The President called for the termination of the contractors, the 7 Sir’s Group, if they do not want to change the house plans.
Venaani, DTA president McHenry Venaani’s younger brother, told The Namibian yesterday that they made several proposals to NHE to improve some of the designs but their efforts were blocked.
“We have seen those mistakes in NHE and proposed our own plans but they wanted us to go with their plans,” he said, adding that they had to toe the NHE line or risked losing the project.
Venaani also admitted that the extra changes to the houses will cost an additional amount.
Hailulu told The Namibian yesterday that the President had “genuine concerns” which NHE is obliged to respond to and rectify.
“We have been building this type of houses throughout the country before and there was never an issue with Core 5 and 6 having to have two doors. But nevertheless, if the President has the desire, we’ll respond to it,” he said.
Hailulu also said the plans were approved by the housing ministry and Walvis Bay municipality, and that he has already instructed the contractor to start rectifying the houses, which was embarked on yesterday.
According to Hailulu, the process would be completed by next week, and a report will be presented to Pohamba.

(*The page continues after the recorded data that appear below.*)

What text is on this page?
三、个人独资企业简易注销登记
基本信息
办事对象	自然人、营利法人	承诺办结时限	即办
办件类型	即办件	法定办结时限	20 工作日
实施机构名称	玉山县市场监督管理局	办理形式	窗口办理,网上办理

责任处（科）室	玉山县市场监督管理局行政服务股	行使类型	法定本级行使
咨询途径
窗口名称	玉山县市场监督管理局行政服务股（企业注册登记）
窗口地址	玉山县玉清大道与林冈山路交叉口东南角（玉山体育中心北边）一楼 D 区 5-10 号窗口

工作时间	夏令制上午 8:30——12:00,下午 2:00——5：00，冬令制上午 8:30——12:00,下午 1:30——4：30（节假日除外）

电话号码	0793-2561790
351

“It might be a small house now but as the financial position of the household improves they will be able to extend. The houses already come with extension plans,” he said.
Asked about the cost implications, he said that it would be covered under a contingency provision, which is 10% of the contract value.
The completed houses comprised of 33 ‘Core 5’ units; 33 ‘Core 6’ units; 16 ‘Core 7”; and seven “Core 7” units.
The ‘Core 5’ unit, which is the smallest and cheapest in the mass housing series of models, is 35,80 square metres in size and costs N$235 800 to build.
A government subsidy of 60% on the cost means that the house will be worth N$94 000, requiring an instalment of N$620 with a 5% interest annually.
The Namibian reported this week that the government wanted to woo voters just in time for tomorrow’s elections by giving out 1 000 houses, but that failed and it was forced to hand out the houses at Walvis Bay.
The houses handed over by the President might not necessarilly provide the complete picture of the actual prices of all the other houses since that decision is yet to be made by the housing ministry together with the Ministry of Finance.
The public grilling of Hailulu and Namoloh comes at a time when NHE is being accused of sidelining officials from other ministries.
In June this year, Pohamba rejected ministerial advice to strip the NHE of the mass housing custodianship, proposing that loopholes can be filled while the project continues.
Namoloh has also been ignored by NHE bosses who have refused his directive for the contracts to be renegotiated.
NHE awarded two-year tenders for the construction of 10 137 houses countrywide to 25 companies for N$2,9 billion despite an outcry from stakeholders that middlemen companies had inflated prices which would lead to pushing the prices of the houses up.